Dieser Tage wurde das Umbaugesuch eingereicht. Es zeigt: Auch äusserlich wird am Haus einiges verändert. Die geschlossene Betonwand des ersten Obergeschosses, hinter der das Kino spielte, soll mit mehreren Fenstern geöffnet werden. Auch im Erdgeschoss wird es zur Brühlgasse hin neue Fenster geben.

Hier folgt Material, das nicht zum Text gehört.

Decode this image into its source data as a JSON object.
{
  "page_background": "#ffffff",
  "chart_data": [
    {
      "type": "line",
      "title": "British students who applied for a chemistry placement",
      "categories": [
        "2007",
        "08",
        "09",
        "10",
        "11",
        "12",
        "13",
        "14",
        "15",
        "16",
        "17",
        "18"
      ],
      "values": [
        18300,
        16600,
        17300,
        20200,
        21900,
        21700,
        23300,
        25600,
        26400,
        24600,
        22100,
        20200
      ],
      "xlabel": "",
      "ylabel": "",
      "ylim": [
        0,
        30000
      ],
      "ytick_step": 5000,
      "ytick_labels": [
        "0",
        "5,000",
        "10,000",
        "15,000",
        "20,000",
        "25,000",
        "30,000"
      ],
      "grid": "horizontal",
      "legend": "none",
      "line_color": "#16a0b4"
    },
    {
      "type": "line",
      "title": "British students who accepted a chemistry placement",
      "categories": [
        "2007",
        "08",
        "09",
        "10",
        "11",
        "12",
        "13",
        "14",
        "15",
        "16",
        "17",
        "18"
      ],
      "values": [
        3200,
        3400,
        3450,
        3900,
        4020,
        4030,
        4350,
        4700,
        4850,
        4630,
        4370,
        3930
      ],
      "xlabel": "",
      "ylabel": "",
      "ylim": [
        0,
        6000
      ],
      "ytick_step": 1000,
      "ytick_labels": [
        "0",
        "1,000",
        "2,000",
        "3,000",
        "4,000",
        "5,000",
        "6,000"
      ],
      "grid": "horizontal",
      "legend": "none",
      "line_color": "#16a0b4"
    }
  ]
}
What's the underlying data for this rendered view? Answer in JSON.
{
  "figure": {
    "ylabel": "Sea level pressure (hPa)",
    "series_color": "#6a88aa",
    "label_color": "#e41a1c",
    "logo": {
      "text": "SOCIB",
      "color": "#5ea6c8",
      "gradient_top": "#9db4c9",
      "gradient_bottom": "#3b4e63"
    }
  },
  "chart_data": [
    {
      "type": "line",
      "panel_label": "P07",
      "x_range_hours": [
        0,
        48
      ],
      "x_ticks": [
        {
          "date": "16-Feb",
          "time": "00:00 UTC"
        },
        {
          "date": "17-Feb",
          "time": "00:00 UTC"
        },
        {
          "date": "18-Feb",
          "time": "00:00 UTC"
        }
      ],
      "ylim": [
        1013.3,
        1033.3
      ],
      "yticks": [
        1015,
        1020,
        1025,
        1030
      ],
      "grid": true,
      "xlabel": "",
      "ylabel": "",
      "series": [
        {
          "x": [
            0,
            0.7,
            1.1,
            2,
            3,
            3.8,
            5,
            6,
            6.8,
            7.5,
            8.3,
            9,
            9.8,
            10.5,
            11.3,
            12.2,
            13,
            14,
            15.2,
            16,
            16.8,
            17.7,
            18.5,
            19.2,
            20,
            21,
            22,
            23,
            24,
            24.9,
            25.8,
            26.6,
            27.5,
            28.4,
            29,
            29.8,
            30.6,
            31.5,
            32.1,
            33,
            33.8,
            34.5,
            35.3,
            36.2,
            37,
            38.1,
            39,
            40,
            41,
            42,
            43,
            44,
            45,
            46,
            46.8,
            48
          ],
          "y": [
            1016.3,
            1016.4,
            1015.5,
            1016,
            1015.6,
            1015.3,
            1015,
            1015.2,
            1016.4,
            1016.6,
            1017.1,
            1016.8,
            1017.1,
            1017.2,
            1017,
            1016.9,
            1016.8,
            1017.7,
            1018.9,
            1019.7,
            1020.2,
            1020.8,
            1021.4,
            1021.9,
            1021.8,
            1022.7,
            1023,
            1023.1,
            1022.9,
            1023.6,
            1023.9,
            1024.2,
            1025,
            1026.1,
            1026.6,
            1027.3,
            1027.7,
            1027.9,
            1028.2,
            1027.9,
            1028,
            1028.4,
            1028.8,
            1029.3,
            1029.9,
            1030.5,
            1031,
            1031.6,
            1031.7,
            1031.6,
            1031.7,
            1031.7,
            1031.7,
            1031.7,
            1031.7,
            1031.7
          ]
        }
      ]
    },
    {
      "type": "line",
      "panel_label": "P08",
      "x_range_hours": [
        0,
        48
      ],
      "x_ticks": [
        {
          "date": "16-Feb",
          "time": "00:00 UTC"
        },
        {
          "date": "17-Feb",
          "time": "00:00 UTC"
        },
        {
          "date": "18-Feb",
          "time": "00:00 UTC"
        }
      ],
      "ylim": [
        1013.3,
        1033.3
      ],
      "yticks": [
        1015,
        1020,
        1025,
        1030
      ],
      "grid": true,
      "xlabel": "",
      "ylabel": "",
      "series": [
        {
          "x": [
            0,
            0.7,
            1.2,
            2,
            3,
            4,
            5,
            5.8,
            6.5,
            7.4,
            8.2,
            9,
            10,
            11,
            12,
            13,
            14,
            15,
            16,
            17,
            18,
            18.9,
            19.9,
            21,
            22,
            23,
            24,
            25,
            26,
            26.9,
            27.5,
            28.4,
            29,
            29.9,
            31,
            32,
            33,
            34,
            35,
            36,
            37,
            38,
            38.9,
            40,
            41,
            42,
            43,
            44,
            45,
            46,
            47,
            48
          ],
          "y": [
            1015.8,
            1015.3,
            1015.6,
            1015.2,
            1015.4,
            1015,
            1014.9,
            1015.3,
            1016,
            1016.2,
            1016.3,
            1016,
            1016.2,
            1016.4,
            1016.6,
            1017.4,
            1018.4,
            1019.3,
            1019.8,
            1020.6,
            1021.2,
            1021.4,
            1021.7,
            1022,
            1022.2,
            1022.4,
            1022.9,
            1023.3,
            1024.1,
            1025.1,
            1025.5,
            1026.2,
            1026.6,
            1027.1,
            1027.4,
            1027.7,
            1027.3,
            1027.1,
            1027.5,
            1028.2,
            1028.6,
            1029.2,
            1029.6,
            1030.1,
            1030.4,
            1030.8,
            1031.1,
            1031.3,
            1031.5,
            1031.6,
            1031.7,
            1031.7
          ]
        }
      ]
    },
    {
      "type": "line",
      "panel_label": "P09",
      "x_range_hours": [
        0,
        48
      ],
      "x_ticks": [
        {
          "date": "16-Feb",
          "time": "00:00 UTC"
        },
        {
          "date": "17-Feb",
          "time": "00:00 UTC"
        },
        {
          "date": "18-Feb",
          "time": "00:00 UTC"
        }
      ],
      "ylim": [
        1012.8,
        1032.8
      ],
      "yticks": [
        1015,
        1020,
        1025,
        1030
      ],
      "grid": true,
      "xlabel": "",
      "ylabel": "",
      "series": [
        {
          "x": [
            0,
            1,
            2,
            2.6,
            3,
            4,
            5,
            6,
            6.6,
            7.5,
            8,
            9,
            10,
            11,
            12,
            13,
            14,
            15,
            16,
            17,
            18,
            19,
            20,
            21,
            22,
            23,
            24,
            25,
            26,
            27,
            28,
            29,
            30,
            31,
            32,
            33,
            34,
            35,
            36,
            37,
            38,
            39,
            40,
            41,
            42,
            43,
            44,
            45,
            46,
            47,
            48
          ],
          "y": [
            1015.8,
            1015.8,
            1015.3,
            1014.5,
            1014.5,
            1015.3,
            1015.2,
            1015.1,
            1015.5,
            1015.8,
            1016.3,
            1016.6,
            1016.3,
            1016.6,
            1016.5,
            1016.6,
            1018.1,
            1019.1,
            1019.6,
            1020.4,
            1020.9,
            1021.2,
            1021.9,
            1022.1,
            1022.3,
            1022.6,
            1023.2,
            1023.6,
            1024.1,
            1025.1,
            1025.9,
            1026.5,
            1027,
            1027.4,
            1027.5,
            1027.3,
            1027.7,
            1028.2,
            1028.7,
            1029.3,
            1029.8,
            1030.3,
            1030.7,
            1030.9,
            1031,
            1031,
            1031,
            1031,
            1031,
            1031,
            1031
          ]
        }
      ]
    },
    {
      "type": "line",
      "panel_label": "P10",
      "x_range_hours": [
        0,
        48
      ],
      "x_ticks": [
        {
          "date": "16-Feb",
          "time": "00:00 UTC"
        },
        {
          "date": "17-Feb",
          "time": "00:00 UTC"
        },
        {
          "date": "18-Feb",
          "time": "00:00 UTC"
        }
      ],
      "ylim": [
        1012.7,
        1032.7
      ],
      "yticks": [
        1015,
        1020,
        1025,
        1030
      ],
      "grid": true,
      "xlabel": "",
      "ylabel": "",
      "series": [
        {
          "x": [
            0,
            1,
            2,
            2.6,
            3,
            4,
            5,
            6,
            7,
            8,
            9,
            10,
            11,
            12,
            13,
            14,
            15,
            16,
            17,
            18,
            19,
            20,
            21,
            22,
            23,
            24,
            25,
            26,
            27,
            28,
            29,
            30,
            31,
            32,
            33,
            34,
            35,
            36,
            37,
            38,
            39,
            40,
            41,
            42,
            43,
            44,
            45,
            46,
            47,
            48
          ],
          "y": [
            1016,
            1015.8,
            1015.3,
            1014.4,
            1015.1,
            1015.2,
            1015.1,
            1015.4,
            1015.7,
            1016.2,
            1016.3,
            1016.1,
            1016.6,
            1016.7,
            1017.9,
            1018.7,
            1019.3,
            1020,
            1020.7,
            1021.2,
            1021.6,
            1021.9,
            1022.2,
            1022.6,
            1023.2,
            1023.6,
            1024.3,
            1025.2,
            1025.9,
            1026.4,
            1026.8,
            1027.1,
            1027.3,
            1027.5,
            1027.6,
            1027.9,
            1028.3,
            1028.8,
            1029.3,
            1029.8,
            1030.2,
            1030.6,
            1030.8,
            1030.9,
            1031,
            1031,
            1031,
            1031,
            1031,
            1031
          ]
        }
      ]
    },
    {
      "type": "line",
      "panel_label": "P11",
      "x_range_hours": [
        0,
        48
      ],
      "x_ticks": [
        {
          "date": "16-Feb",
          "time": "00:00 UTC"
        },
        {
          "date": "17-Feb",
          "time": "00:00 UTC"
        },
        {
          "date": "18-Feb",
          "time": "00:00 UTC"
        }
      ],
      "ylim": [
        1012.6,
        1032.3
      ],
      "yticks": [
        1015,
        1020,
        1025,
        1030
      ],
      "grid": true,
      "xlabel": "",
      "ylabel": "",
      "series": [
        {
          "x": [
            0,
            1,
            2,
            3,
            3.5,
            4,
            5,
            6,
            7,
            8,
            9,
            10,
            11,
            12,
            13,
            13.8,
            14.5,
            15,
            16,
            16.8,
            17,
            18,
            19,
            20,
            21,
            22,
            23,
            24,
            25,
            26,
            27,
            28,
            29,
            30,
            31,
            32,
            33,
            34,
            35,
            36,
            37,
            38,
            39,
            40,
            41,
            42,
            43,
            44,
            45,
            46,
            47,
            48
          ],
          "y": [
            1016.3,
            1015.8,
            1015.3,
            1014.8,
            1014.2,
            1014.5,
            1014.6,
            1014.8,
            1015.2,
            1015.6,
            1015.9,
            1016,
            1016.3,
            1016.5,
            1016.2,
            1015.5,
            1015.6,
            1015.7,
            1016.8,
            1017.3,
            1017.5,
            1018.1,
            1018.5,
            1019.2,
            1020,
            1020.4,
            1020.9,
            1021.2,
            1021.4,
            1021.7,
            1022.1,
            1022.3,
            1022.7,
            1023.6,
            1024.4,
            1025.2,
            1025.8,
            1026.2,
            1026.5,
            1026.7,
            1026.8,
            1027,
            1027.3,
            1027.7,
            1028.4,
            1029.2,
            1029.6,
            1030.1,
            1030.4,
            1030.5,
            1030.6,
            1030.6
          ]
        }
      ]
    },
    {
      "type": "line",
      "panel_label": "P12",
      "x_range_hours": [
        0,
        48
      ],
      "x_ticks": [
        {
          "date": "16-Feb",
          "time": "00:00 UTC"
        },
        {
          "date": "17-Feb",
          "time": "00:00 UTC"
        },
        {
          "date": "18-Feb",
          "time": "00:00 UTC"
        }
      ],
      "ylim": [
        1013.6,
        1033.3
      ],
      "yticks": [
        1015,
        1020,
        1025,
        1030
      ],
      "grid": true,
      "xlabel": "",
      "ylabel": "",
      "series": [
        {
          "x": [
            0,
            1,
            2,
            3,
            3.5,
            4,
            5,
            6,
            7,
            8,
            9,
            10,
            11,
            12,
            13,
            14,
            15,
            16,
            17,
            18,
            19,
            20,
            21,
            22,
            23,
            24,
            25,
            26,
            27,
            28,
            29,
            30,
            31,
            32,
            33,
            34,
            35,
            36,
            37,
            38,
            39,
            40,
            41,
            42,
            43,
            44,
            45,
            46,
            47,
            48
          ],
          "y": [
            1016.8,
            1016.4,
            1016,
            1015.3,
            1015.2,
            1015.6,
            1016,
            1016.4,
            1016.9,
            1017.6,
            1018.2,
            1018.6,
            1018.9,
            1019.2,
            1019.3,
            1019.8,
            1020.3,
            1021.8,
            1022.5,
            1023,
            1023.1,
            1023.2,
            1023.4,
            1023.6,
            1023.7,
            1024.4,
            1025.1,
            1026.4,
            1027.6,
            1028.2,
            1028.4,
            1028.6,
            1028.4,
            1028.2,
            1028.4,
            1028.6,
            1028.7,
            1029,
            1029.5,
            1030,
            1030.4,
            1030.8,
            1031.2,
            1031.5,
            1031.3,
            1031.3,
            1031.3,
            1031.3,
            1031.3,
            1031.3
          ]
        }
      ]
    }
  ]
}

Betrachtet man die Umbaupläne etwas genauer, wird klar, dass Iso Senn mit dem eigenen Planungs- und Generalunternehmen ins ehemalige Kino einziehen will. Der Eingang und die Büros sind auf den Plänen mit «Senn» und den entsprechenden Namen der Senn-Abteilungen «Development» oder «Ressources» angeschrieben. Die Mitte der 1960er-Jahre von den Brüdern Iso und Gallus Senn gegründete Bauplanungsfirma, damals mit eigenem Architekturbüro, wird heute von der nächsten Generation, von Johannes und Lukas Senn, sowie von Johannes Eisenhut geleitet.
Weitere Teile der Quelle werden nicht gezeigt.